Ahmet Ümit - Masal Masal İçinde 'nin Özeti

Ahmet Ümit – Masal Masal İçinde

Ahmet Ümit“in “Masal Masal İçinde” isimli kitabı Yapı Kredi Yayınlarından yeni bir baskı yaptı. Masal Masal İçinde’nin özetine geçmeden önce Ahmet Ümit’i tanımayanlar ve Ahmet Ümit kimdir diye merak edenlere yazarı kısaca tanıtalım.

Ahmet Ümit kimdir

Ahmet Ümit 1960 yılında Gaziantep’te doğmuş.  Marmara Üniversitesinde Kamu Yönetiminde üniversite eğitimine devam ederken tanıştığı Vildan Hanım ile evlenmiş.

Şair ve yazar kimliğiyle ön plana çıkan Ahmet Ümit çok sıra dışı bir insan olarak göze çarpmakta. Öyle ki polisiye romanların rağbet görmediği, eser olarak değerlendirilmediği bir dönemde yazdığı polisiye romanlar onu ülkemizdeki en iyi polisiye yazarı haline getirdi ve okuyuculardan tam not aldı. Yazarın başlıca eserleri şunlardır.

  • Aşkımız Eski Bir Roman
  • Agatha’nın Anahtarı
  • Sokağın Zulası
  • Çıplak Ayaklıydı Gece
  • Sis ve Gece
  • Bir Ses Böler Geceyi
  • Karanlıkta Koşanlar
  • Aşk Köpekliktir.

Bu eserlerinden Sis ve Gece ile Bir Ses Böler Geceyi’nin sinema filmleri bulunmakta. Karanlıkta Koşanlar ise dizi film olarak çekilmiştir. Yazarın Aşkımız Eski Bir Roman isimli kitabını daha önce biz de burada tanıtmıştık.

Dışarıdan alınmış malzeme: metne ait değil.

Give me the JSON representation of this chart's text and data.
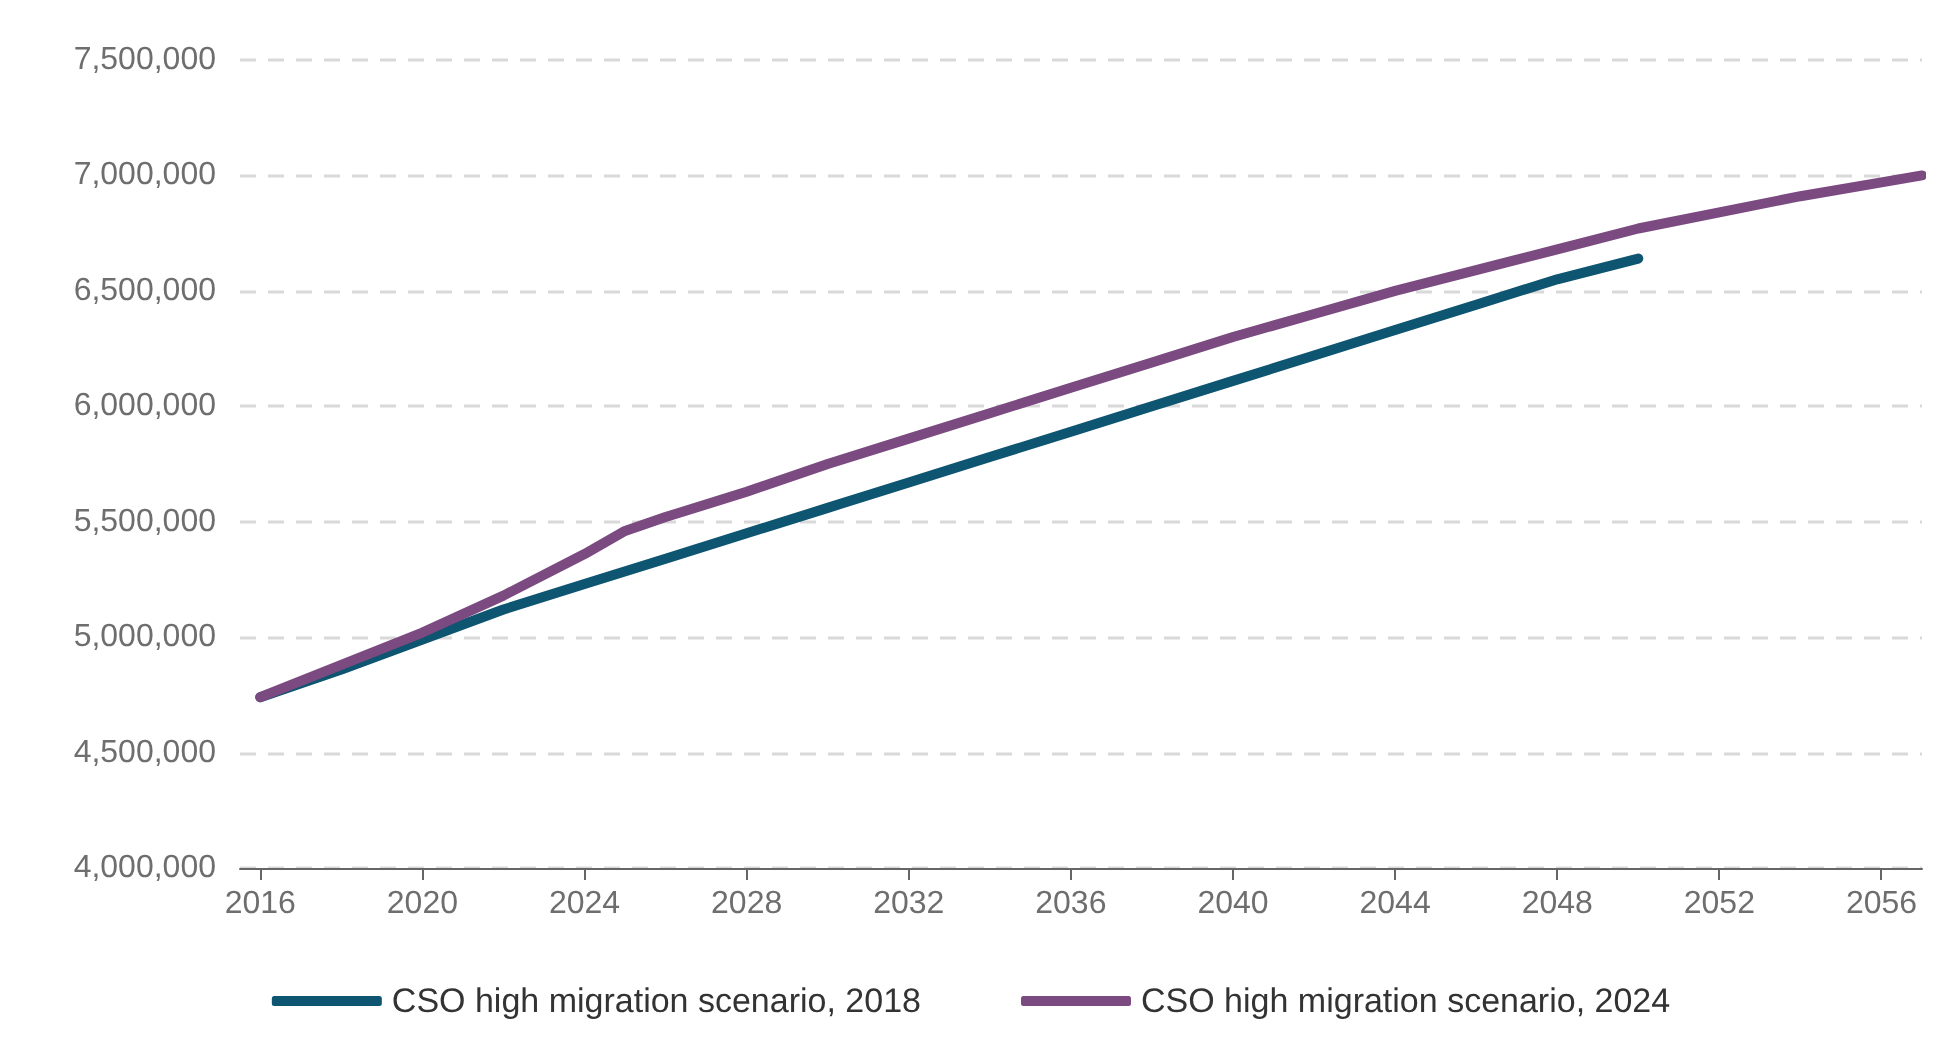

Masal Masal İçinde ‘nin Özeti:

Masal Masal İçinde adından da anlaşılacağı üzerine bir masal kitabı. Polisiye romanlarından tanıdığımız Ahmet Ümit bu sefer küçükken kendisine anlatılan masalların içeriğini bozmadan küçük eklemeler ve değişiklikler yaparak bir masal kitabı hazırlamış. Hikayelerin çoğu bizim de küçükken dinlediğimiz hikayeler. Örneğin padişah ve kör adam hikayesi.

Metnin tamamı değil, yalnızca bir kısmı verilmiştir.